Within moments, the narrows disappears behind you and it feels as though you've stepped into a place few people ever see.

Behind the narrows are two inviting anchorages. One lies in the eastern cove, while the other sits to the west near the entrance to Tuwartz Lagoon. After another dinghy tour this year, Karen looked around the anchorage, smiled, and simply declared, "This is my favorite." I suspect we'll be back.

Friends of ours have successfully tucked into the western anchorage with what they jokingly call a "short scope”, carefully avoiding the five-foot "bump in the bottom." With stronger winds forecast, we opted for a more conservative spot in about 60 feet of water almost directly opposite the lagoon entrance. The holding proved excellent, and the surrounding mountains made it feel like our own private fjord.

the first spot we tried, but moved after floating over the “bump”

our final anchor spot, closer to the lagoon entrance

Whenever we discover a lagoon, exploring it immediately becomes the mission of the day.

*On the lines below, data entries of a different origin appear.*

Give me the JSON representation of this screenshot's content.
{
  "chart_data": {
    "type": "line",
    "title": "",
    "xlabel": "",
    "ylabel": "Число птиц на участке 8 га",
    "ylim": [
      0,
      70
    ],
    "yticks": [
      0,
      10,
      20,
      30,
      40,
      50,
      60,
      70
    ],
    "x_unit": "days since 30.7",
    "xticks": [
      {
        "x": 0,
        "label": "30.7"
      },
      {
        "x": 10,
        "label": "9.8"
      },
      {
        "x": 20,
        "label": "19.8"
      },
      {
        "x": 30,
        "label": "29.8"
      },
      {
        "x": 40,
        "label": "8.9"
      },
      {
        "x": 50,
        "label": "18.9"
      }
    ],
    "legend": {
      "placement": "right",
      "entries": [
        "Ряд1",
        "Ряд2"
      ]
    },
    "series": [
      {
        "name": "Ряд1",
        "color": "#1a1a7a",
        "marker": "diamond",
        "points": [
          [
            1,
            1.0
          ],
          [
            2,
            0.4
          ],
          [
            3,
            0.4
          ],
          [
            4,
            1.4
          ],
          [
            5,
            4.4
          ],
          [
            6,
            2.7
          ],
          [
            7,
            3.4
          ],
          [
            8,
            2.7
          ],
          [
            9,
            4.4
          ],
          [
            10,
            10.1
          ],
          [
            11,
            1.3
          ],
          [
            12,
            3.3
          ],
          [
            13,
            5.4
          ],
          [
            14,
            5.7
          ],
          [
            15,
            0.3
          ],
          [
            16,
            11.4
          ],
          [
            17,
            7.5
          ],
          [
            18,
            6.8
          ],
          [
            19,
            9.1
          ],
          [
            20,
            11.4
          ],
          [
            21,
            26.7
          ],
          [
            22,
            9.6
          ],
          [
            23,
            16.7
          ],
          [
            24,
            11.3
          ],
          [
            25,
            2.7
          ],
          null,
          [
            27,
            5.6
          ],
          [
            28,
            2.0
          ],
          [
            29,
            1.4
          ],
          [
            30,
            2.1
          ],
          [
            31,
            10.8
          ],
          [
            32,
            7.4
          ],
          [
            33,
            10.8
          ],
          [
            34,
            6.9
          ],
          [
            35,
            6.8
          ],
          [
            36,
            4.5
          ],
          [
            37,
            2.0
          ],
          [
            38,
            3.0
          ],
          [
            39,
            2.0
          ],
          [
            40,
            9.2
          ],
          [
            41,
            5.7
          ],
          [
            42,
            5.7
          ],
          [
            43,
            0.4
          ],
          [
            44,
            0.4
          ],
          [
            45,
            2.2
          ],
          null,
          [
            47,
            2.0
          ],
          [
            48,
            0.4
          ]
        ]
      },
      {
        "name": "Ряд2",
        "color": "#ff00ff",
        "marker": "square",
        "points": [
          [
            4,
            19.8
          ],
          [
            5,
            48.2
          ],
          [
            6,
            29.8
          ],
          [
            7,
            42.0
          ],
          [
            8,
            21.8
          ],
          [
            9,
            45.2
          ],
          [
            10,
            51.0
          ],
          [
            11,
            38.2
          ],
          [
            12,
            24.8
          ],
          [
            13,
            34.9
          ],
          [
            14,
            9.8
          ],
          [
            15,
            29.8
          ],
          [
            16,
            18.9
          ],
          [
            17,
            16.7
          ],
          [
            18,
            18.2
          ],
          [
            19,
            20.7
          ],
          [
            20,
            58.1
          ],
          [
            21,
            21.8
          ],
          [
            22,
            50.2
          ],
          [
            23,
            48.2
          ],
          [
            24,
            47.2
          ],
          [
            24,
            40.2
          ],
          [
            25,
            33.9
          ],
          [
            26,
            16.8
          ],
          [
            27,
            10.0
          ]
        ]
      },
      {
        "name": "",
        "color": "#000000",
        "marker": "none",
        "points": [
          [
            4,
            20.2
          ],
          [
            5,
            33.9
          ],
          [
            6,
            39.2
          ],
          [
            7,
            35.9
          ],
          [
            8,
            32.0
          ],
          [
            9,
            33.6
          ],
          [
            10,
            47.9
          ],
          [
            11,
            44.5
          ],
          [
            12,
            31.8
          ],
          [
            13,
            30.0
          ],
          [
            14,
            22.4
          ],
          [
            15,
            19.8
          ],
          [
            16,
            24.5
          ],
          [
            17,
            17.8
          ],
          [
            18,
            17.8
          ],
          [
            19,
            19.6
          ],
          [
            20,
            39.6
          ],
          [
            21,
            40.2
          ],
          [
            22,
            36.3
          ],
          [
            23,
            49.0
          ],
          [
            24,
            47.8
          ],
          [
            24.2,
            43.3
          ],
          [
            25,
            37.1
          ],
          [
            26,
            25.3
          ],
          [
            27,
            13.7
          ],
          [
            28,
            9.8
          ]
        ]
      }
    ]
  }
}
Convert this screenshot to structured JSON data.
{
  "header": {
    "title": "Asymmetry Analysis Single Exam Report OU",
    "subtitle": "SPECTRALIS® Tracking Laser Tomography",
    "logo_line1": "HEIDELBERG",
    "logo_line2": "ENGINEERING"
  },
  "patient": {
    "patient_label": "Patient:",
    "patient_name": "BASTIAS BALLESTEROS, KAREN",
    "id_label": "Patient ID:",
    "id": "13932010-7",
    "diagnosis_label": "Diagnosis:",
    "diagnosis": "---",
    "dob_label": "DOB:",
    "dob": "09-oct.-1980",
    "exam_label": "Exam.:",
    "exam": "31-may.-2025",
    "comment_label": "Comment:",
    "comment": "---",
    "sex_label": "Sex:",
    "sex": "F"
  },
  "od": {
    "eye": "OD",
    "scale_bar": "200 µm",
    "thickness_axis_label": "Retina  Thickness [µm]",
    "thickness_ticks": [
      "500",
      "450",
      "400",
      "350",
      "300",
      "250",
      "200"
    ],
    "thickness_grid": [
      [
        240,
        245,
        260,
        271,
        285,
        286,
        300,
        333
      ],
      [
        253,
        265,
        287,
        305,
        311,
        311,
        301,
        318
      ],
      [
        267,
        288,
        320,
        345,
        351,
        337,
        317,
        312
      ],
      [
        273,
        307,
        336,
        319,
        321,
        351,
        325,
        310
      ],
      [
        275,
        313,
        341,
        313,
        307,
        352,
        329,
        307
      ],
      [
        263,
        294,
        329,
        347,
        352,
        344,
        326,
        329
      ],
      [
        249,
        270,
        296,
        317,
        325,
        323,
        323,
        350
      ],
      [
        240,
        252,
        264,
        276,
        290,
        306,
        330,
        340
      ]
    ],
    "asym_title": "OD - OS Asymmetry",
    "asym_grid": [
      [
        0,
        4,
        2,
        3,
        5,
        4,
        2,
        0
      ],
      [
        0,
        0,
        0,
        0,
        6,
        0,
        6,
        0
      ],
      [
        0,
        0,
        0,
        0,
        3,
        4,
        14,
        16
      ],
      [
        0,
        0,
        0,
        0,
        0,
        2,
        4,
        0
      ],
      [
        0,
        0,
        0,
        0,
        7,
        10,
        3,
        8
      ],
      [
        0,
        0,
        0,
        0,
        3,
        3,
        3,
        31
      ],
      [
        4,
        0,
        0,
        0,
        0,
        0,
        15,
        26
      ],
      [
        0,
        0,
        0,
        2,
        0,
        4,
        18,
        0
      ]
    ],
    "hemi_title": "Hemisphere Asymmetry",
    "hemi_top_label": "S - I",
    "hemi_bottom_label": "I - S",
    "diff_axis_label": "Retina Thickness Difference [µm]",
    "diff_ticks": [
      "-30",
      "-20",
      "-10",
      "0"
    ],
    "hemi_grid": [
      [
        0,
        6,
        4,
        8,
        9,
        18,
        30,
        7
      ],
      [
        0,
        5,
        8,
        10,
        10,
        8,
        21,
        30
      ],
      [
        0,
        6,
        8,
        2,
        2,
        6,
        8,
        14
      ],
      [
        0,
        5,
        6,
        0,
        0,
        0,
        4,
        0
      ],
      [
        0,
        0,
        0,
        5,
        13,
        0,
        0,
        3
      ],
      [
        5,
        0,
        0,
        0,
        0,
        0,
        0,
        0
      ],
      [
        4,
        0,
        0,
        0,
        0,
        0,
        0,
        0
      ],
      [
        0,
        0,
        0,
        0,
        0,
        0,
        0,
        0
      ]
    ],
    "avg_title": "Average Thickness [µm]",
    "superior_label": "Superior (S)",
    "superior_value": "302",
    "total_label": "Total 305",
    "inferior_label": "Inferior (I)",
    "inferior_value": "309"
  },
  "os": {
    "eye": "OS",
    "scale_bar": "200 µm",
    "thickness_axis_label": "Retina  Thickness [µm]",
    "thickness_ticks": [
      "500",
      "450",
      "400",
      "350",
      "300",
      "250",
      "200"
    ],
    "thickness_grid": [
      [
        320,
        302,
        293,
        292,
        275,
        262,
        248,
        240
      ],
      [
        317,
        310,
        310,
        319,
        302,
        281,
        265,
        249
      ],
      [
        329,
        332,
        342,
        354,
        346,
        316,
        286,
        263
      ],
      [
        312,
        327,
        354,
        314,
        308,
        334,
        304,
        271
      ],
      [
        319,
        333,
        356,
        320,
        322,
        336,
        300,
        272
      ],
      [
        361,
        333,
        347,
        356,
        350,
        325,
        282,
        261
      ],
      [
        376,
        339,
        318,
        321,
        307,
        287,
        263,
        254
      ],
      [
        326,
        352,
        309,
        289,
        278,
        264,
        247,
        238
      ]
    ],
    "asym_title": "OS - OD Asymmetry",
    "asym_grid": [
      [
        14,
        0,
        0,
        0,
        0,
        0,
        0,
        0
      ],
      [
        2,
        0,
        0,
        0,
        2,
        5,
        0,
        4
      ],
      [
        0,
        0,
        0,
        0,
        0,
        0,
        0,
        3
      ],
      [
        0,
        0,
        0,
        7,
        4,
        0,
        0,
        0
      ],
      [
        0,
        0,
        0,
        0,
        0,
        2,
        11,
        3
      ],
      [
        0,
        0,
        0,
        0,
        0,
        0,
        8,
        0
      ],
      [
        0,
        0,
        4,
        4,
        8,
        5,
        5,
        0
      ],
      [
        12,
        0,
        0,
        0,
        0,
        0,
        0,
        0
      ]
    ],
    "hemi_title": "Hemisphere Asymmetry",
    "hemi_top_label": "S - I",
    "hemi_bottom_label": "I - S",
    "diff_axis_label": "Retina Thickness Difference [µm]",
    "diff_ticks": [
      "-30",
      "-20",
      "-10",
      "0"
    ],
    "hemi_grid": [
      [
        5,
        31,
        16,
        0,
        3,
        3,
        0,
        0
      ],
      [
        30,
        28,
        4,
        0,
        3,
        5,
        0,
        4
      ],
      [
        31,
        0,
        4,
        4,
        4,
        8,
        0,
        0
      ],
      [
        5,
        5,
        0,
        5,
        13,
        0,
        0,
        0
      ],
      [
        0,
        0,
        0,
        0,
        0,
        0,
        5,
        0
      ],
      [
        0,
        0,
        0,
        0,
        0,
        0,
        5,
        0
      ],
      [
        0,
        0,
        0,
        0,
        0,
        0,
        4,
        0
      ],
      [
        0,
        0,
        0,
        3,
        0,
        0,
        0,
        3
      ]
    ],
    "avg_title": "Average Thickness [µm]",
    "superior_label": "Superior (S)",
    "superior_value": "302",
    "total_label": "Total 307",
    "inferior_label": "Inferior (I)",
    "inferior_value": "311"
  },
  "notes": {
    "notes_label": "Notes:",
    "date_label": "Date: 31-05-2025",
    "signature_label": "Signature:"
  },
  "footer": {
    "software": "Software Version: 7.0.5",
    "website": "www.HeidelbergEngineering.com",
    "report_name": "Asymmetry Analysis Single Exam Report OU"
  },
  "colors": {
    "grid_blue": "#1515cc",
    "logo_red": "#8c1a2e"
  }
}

Based on several visits, along with a bit of drone reconnaissance, we've concluded that reaching Tuwartz Lagoon by dinghy is really only practical on the very highest tides. We'd recommend nothing less than about a 16-foot tide. Even then, the approach requires weaving through the usual maze of rocky islets before negotiating an especially shallow rock garden guarding the northern end of the entrance. A kayak could probably squeeze through with less water, but for a dinghy, patience is the better strategy.

the maze that is the entrance to tuwartz lagoon

Even if the lagoon itself remains out of reach, Tuwartz offers no shortage of shoreline to explore by dinghy. The quiet coves, forested slopes, and complete absence of other boats make it easy to spend an afternoon simply wandering and appreciating the remarkable isolation.

As our northbound journey draws us ever closer to the bustle of Prince Rupert and the northern turning point of this year's cruise, we're reminded how much we treasure places like this. The Pacific Northwest's greatest cruising destinations often aren't the ones everyone knows about. They're the quiet corners hidden behind a narrow pass or an unassuming point of land—places where, for one peaceful evening, it feels as though the entire coast belongs to you alone.